As they walk out, Phoebe looks up and sees them on the security TV for just a second. She is startled by the frankness of their image, the reality of seeing them on this ordinary trip to CVS, recorded by history, all together.

Lila does not stop by before the Blending of the Families the way Phoebe had expected. She thought Lila might have questions about her dress or complaints about Gary’s mother, who has requested to say grace at the rehearsal dinner.

But at six, the hotel is emptied out, and Phoebe wonders if Lila is upset with her. If it’s because she left the Gas-X at Lila’s door without a bag. If she somehow knows about the joy Phoebe felt all day with Gary.

She suddenly feels guilty, but then reminds herself that it was Lila who told her to go. It was Lila who gave her the gift of today, and Phoebe is grateful. It’s a day she’ll remember for the rest of her life. It reminded her of a feeling she stopped believing she could have, a feeling she thought belonged only to other people.

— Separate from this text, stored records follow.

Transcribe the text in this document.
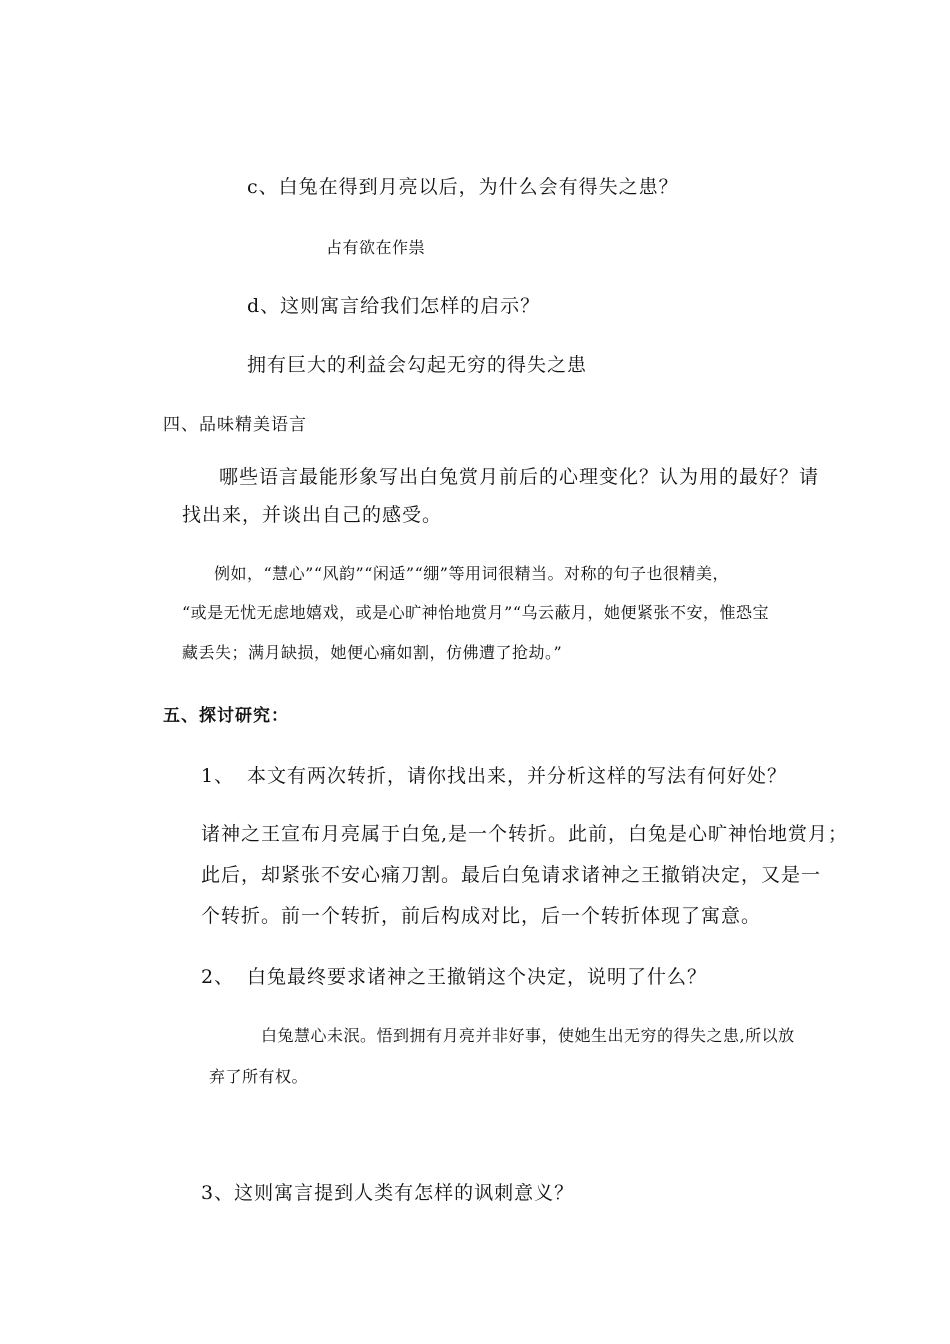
c、白兔在得到月亮以后，为什么会有得失之患？
占有欲在作祟
d、这则寓言给我们怎样的启示？
拥有巨大的利益会勾起无穷的得失之患
四、品味精美语言
哪些语言最能形象写出白兔赏月前后的心理变化？认为用的最好？请
找出来，并谈出自己的感受。
例如，“慧心”“风韵”“闲适”“绷”等用词很精当。对称的句子也很精美，
“或是无忧无虑地嬉戏，或是心旷神怡地赏月”“乌云蔽月，她便紧张不安，惟恐宝
藏丢失；满月缺损，她便心痛如割，仿佛遭了抢劫。”
五、探讨研究：
1、 本文有两次转折，请你找出来，并分析这样的写法有何好处？
诸神之王宣布月亮属于白兔,是一个转折。此前，白兔是心旷神怡地赏月；
此后，却紧张不安心痛刀割。最后白兔请求诸神之王撤销决定，又是一
个转折。前一个转折，前后构成对比，后一个转折体现了寓意。
2、 白兔最终要求诸神之王撤销这个决定，说明了什么？
白兔慧心未泯。悟到拥有月亮并非好事，使她生出无穷的得失之患,所以放
弃了所有权。
3、这则寓言提到人类有怎样的讽刺意义？
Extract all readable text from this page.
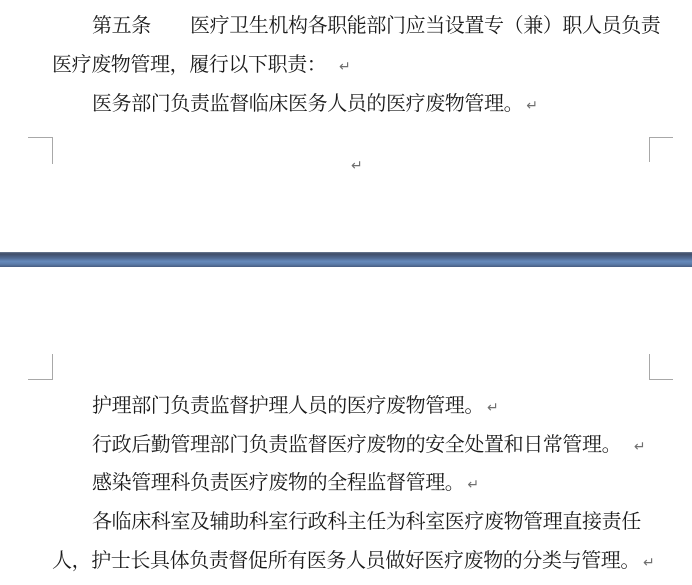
第五条　　医疗卫生机构各职能部门应当设置专（兼）职人员负责

医疗废物管理，履行以下职责：　↵

医务部门负责监督临床医务人员的医疗废物管理。 ↵

↵

护理部门负责监督护理人员的医疗废物管理。 ↵

行政后勤管理部门负责监督医疗废物的安全处置和日常管理。　↵

感染管理科负责医疗废物的全程监督管理。 ↵

各临床科室及辅助科室行政科主任为科室医疗废物管理直接责任

人，护士长具体负责督促所有医务人员做好医疗废物的分类与管理。 ↵
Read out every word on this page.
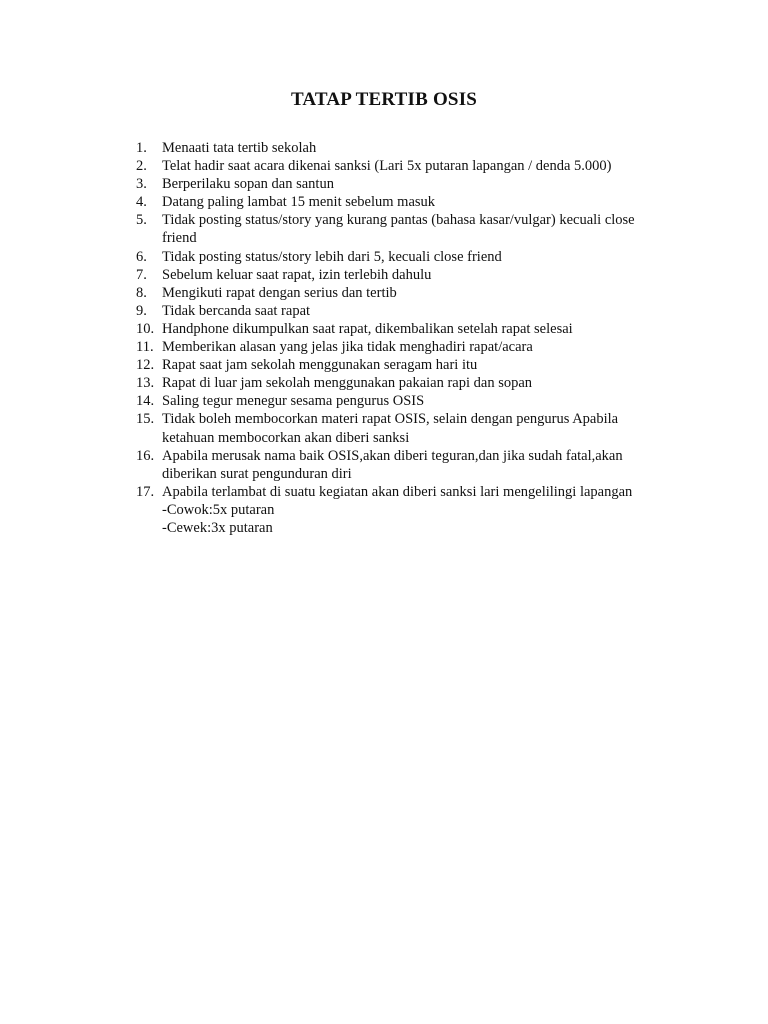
TATAP TERTIB OSIS
1.	Menaati tata tertib sekolah
2.	Telat hadir saat acara dikenai sanksi (Lari 5x putaran lapangan / denda 5.000)
3.	Berperilaku sopan dan santun
4.	Datang paling lambat 15 menit sebelum masuk
5.	Tidak posting status/story yang kurang pantas (bahasa kasar/vulgar) kecuali close
friend
6.	Tidak posting status/story lebih dari 5, kecuali close friend
7.	Sebelum keluar saat rapat, izin terlebih dahulu
8.	Mengikuti rapat dengan serius dan tertib
9.	Tidak bercanda saat rapat
10. Handphone dikumpulkan saat rapat, dikembalikan setelah rapat selesai
11. Memberikan alasan yang jelas jika tidak menghadiri rapat/acara
12. Rapat saat jam sekolah menggunakan seragam hari itu
13. Rapat di luar jam sekolah menggunakan pakaian rapi dan sopan
14. Saling tegur menegur sesama pengurus OSIS
15. Tidak boleh membocorkan materi rapat OSIS, selain dengan pengurus Apabila
ketahuan membocorkan akan diberi sanksi
16. Apabila merusak nama baik OSIS,akan diberi teguran,dan jika sudah fatal,akan
diberikan surat pengunduran diri
17. Apabila terlambat di suatu kegiatan akan diberi sanksi lari mengelilingi lapangan
-Cowok:5x putaran
-Cewek:3x putaran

It makes her want to give something back to Lila, so she goes downstairs to the bar to work on her maid of honor speech.

But when she sits on the chair, opens a hotel notepad, she finds she’s not sure how to begin. Not after her conversation last night with Lila. And then her conversation with Gary. Writing a maid of honor speech now feels like writing a lecture on a discipline she doesn’t believe in.

It is becoming clear to Phoebe—they are not in love. Maybe they were in love, but now they are two people who are very confused. Very much wanting to be in love, because Lila doesn’t want to be alone. Lila is a woman who experiences a problem, and then finds a man who is compelled to fix it. A man who becomes happy only because he can make her happy. But she is not happy—so what’s the point of any of it?